The bureaucrats have apparently reconsidered it ‘several times’ since. No-one remembers when, exactly – it’s all a vague blur of intentional inaction. As traffic gets more and more congested, the concept of road-pricing becomes ever more abstract and unthinkable. Only 10% of Hong Kong people drive a private car, yet Overwhelming Massive Insurmountable Mouth-Frothing Public Opposition prevents us from reallocating road space to benefit the other 90%.
The South China Morning Post story gives the impression that this time it’s different. A guy called Ringo who likes to drive down Queens Road to go to meetings has noticed that pedestrians are moving faster than he is. He would be OK with paying, say, HK$20 if he could speed through Central more quickly.
When the SCMP reporter asked the smug-looking idiot why he didn’t just walk like everyone else… Oh no – the reporter didn’t ask that. Sorry.
Officials have used all their skill and ingenuity to make sure the new proposal would have no effect. It covers just 14 roads in the central business district (out of 3,822 or something elsewhere in the city). And, reading between the lines, the pricing will have to be at an ‘acceptable’ level – in other words, low enough to ensure Ringo and other drivers can continue using their gleaming cars to enter the area.

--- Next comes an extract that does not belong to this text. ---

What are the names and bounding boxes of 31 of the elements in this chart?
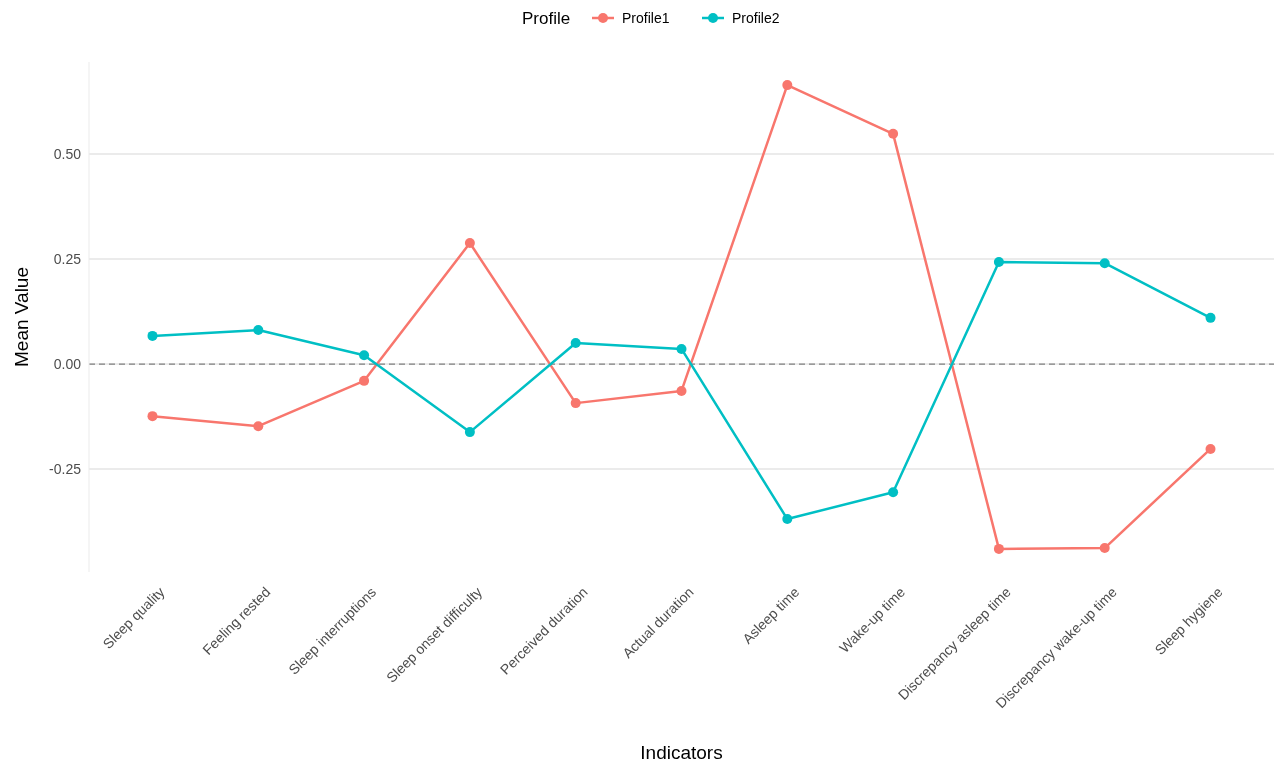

You see, they have to drive because public transport is already overcrowded.
Given this twist, the logical solution is surely this: the government should charge pedestrians and people who ride on buses to enter Central – with the funds raised going to subsidize Ringo and other private car owners who so selflessly avoid burdening the public transport network.
But rest assured that nothing will happen. This is bureaucrat-run Hong Kong in 2019 – even a road-pricing system that doesn’t reduce traffic is doomed.